By TIM ROWDEN
When Missouri Gov. Eric Greitens announced Jan.16 he would withhold more than $80 million in higher education funding over the next six months to offset a shortfall in state revenue, it was bad news for the University of Missouri System, which faces more than $38 million in budget cuts by the end of June.
It was also bad news for adjunct faculty at St. Louis Community College and St. Charles Community College who are represented by SEIU Local 1 and are currently in contract negotiations with both schools.
Out of the $80 million in cuts, close to $12 million will come from state aid to community colleges.
The cuts will put pressure on the schools at a time when adjunct faculty need a living wage, job security and benefits more than ever.
Service Employees International Union (SEIU) Local 1 has been working with college and university professors throughout the Midwest to give them a voice on the job, address the low compensation for their work, and ensure greater benefits and job security.
More than 500 adjunct professors at St. Louis Community College voted to unionize in October 2015. They were joined in March 2016 by more than 300 adjunct professors at St. Charles Community College, who voted overwhelmingly to join SEIU Local 1.
Both groups are now in contract negotiations with the schools and adjuncts worry that the budget cuts will give administrators leverage to hold out against better compensation and benefits.
“My fear is it will be an excuse used by the college not to significantly raise our wages,” said Glenna Gelfand, who has taught English at St. Louis Community College since 2002 and serves on the union’s bargaining committee. “I, personally, definitely feel that they’re going to use these cuts to not give us a significant wage increase.”
Adjuncts at St. Louis Community College are paid an average of $712 per credit hour and are limited to nine credit hours per semester and six in the summer.
Gelfand thinks the state should be looking for ways to increase revenue rather than cutting funding for higher education.
“I think that it’s unfortunate that social services are always the first thing to go. Education is really a social service – like firemen and police, we’re all civil service employees. Without education, you don’t have taxpayers that are paying the taxes you need to maintain your standard of living. I don’t think they should be cutting at all. I think they should be looking at ways to raise revenue.”
Money spent on higher education returns many times over in benefits in purchasing power and investment, Gelfand said, “because we have an educated populace. It also gives people more access to the workforce and to jobs.”
DAMAGING TO ECONOMY
Gabe Harper, an adjunct political science and American government instructor at St. Charles Community College since 2007, said the cuts are going to be damaging in general to education in Missouri and will make negotiating higher wages and better benefits for adjuncts more complicated.

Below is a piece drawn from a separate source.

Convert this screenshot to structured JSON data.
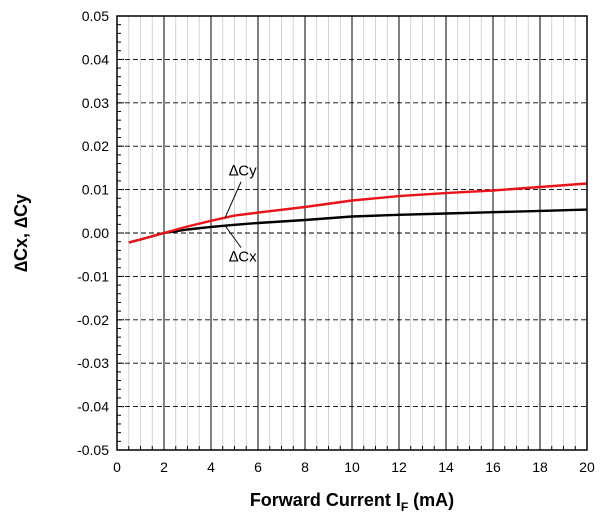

“It absolutely makes it tricky when you’re trying to negotiate higher wages and better benefits,” Harper said.
Adjuncts at St. Charles Community College are paid an average of $834 per credit hour, or $2,500 for every three-credit hour class. Adjuncts are limited to one to three classes per semester, but don’t always know from one semester to the next how many classes they’ll have.
In addition to complicating negotiations, Harper says the cuts will hurt the state economically because money spent on higher education is returned in increased earnings and spending in the state and local economy.
“It also helps attract businesses to the state of Missouri because they’re looking for an educated working population,” Harper said. “The more educated workers we have in Missouri, the better chance we have of attracting outside businesses.
“Education is one of the core things the state does that impacts business and economic growth,” Harper said. “Cuts in higher education are going to hurt Missouri’s economy.”